Re: [RESEND v13 17/25] cxl: Introduce cxl_pci_drv_bound() to check for bound driver

From: Gregory Price

Date: Wed Nov 05 2025 - 14:03:36 EST


On Wed, Nov 05, 2025 at 12:51:04PM -0500, Gregory Price wrote:
> On Tue, Nov 04, 2025 at 11:02:57AM -0600, Terry Bowman wrote:
> > CXL devices handle protocol errors via driver-specific callbacks rather
> > than the generic pci_driver::err_handlers by default. The callbacks are
> > implemented in the cxl_pci driver and are not part of struct pci_driver, so
> > cxl_core must verify that a device is actually bound to the cxl_pci
> > module's driver before invoking the callbacks (the device could be bound
> > to another driver, e.g. VFIO).
> >
> > However, cxl_core can not reference symbols in the cxl_pci module because
> > it creates a circular dependency. This prevents cxl_core from checking the
> > EP's bound driver and calling the callbacks.
> >
> > To fix this, move drivers/cxl/pci.c into drivers/cxl/core/pci_drv.c and
> > build it as part of the cxl_core module. Compile into cxl_core using
> > CXL_PCI and CXL_CORE Kconfig dependencies. This removes the standalone
> > cxl_pci module, consolidates the cxl_pci driver code into cxl_core, and
> > eliminates the circular dependency so cxl_core can safely perform
> > bound-driver checks and invoke the CXL PCI callbacks.
> >
> > Introduce cxl_pci_drv_bound() to return boolean depending on if the PCI EP
> > parameter is bound to a CXL driver instance.
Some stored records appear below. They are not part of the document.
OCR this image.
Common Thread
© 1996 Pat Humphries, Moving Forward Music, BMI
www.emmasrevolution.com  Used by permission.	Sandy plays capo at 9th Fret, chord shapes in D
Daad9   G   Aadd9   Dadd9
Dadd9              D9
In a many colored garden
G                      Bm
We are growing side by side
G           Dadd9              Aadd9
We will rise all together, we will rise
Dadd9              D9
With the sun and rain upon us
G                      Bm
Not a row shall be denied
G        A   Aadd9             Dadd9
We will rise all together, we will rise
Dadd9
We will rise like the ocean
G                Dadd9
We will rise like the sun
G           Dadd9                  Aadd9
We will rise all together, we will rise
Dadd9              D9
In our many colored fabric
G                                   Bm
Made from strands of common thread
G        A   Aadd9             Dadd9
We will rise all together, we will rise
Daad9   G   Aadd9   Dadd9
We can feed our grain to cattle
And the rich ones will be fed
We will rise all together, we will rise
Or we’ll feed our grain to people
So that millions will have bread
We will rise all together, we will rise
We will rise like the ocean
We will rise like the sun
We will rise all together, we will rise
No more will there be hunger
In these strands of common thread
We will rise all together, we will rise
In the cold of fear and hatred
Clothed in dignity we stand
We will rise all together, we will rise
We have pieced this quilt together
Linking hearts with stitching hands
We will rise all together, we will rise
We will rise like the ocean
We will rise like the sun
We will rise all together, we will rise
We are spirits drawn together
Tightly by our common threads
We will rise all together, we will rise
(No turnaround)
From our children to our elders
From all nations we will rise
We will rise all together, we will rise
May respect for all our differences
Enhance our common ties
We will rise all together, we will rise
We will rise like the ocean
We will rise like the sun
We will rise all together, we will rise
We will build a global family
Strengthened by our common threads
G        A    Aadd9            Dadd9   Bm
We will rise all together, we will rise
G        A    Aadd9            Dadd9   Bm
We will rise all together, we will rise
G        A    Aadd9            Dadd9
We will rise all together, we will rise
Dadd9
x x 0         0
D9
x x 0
This will be used in future
> > patch when dequeuing work from the kfifo.
> >
> > Signed-off-by: Terry Bowman <terry.bowman@xxxxxxx>
> > Reviewed-by: Dave Jiang <dave.jiang@xxxxxxxxx>
> > Reviewed-by: Ben Cheatham <benjamin.cheatham@xxxxxxx>
> > Reviewed-by: Jonathan Cameron <jonathan.cameron@xxxxxxxxxx>
> >
> > ---
>
> This commit causes my QEMU basic expander setup and a real device setup
> to fail to probe the cxl_core driver.
>
> [ 2.697094] cxl_core 0000:0d:00.0: BAR 0 [mem 0xfe800000-0xfe80ffff 64bit]: not claimed; can't enable device
> [ 2.697098] cxl_core 0000:0d:00.0: probe with driver cxl_core failed with error -22
>
> Probe order issue when CXL drivers are built-in maybe?
>

I've narrowed it down to:

Works
-----
CONFIG_CXL_BUS=m
CONFIG_CXL_MEM=m

Fails
-----
CONFIG_CXL_BUS=y
CONFIG_CXL_MEM=y
or BUS ^ MEM

this commit moves pci -> pci_drv.o and moves it ahead of cxl_mem into
cxl_core into core, but note the comment in the Makefile:

# Order is important here for the built-in case:
# - 'core' first for fundamental init
# - 'port' before platform root drivers like 'acpi' so that CXL-root ports
# are immediately enabled
# - 'mem' and 'pmem' before endpoint drivers so that memdevs are
# immediately enabled
# - 'pci' last, also mirrors the hardware enumeration hierarchy

~Gregory